Nous embrassons nos deux enfants, nous vous embrassons, chère Alice. Mes amitiés à Lockroy[1].


À François Coppée.


20 octobre 1880.

Cher confrère, je viens d’entendre vos vers, si bien dits par M. Got. Je ne veux pas me coucher sans vous avoir écrit. Je suis charmé et attendri ; charmé par votre puissance, attendri par votre souvenir.

Victor Hugo[2].


Au Comité chargé d’élever un monument à Flaubert[3].


[Novembre 1880.]
Cher confrère,

Toutes les hautes passions, aucune passion inférieure, c’était là Flaubert, ce grand cœur, ce noble esprit.

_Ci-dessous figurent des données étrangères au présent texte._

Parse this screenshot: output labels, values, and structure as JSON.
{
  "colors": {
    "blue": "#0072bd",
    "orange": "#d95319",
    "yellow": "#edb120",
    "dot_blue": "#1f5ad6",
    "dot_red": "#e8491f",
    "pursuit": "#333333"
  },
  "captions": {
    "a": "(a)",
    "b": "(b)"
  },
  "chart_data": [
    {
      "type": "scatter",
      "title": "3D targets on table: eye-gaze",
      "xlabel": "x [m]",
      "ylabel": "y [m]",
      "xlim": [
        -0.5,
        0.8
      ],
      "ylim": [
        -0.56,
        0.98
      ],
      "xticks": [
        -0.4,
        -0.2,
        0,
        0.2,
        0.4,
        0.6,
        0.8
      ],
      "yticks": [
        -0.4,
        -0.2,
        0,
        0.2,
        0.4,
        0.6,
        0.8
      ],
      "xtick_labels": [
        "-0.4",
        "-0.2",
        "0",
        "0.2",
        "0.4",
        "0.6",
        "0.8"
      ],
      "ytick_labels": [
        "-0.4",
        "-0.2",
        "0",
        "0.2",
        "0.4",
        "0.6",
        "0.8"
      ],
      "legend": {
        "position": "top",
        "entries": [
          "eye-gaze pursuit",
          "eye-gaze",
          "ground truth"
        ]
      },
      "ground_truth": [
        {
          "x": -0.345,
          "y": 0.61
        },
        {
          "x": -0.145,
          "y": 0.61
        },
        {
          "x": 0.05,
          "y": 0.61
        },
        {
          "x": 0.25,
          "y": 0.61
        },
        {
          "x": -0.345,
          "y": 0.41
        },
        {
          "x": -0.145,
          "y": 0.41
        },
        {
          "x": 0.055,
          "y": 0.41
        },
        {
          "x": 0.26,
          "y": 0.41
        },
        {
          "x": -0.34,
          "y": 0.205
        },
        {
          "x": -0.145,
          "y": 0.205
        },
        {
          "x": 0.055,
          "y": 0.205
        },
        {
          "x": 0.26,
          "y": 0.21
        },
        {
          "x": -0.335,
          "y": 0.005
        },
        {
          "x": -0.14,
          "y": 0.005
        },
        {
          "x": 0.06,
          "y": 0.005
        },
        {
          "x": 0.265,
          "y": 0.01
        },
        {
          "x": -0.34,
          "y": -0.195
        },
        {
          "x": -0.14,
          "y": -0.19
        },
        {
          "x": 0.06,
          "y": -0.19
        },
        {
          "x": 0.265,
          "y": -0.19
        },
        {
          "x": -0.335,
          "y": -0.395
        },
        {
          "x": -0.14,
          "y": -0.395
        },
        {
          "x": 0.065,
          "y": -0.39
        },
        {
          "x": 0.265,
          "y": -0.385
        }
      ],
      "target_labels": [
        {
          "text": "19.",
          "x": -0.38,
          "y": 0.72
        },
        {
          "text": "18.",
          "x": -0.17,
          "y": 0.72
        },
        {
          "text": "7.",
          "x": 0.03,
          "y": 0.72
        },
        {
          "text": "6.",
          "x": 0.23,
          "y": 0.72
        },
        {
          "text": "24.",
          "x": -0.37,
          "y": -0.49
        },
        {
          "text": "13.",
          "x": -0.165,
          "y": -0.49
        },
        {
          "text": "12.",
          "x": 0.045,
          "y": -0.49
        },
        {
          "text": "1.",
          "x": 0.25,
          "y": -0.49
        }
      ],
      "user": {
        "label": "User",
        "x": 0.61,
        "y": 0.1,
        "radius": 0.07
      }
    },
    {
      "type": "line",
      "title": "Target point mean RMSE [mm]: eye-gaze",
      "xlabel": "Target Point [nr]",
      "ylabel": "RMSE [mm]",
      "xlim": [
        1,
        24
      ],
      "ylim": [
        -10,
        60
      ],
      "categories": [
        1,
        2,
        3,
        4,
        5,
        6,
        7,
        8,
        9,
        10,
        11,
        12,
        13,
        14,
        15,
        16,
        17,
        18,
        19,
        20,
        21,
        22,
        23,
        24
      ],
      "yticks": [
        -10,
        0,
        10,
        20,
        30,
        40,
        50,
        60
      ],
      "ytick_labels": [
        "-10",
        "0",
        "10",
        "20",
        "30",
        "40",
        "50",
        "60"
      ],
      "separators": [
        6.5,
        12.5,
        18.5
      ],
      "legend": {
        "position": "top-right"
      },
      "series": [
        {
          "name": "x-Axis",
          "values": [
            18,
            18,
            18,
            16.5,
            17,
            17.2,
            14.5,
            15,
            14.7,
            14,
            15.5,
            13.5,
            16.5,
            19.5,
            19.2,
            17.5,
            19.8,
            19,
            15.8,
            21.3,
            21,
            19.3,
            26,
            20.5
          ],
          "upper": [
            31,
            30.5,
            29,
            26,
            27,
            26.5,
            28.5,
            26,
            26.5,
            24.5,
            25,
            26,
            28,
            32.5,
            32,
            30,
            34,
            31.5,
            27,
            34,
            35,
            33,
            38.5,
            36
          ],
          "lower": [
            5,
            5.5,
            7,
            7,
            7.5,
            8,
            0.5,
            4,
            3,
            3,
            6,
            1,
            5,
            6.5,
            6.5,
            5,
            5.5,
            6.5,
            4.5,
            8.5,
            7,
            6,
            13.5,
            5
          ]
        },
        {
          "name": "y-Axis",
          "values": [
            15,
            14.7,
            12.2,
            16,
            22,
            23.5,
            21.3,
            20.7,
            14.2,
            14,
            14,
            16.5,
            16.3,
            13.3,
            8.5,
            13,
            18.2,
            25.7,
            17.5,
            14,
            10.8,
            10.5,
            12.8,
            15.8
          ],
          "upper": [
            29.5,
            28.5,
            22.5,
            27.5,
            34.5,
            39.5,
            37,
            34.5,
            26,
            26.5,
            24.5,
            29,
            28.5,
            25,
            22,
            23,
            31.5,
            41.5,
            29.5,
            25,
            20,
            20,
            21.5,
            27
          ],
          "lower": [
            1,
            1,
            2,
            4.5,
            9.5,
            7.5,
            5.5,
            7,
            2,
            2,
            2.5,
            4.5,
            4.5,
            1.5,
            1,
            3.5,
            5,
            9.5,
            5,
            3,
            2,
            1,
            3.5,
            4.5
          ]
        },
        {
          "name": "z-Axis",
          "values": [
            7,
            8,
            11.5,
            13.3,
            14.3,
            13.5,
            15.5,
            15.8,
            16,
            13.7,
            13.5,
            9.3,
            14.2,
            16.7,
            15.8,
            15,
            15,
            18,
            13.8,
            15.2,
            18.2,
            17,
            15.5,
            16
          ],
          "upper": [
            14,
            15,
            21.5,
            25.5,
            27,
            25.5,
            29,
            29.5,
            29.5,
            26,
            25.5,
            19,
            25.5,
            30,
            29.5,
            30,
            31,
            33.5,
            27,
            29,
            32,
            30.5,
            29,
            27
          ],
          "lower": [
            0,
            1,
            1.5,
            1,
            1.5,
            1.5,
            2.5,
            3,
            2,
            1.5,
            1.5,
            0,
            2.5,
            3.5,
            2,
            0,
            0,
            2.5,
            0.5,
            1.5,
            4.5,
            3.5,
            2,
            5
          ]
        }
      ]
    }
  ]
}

J’accepte ce que vous voulez bien m’offrir, et je presse toutes vos mains cordiales.

Victor Hugo[4]..


À la ville de Besançon.


Décembre 1880.

Je remercie mes compatriotes avec une émotion profonde. Je suis une pierre de la route où marche l’humanité, mais c’est la bonne route.

  1. Maison de Victor Hugo.
  2. Jean Monval. — Victor Hugo et François Coppée. Revue Hebdomadaire.
  3. Victor Hugo avait accepté la présidence de ce Comité qui lui fit demander par Ivan Tourgueneff quelques lignes sur Flaubert afin de donner un nouvel essor à la souscription.
  4. Brouillon relié au manuscrit des Documents, Actes et Paroles. Depuis l’exil. — Bibliothèque Nationale.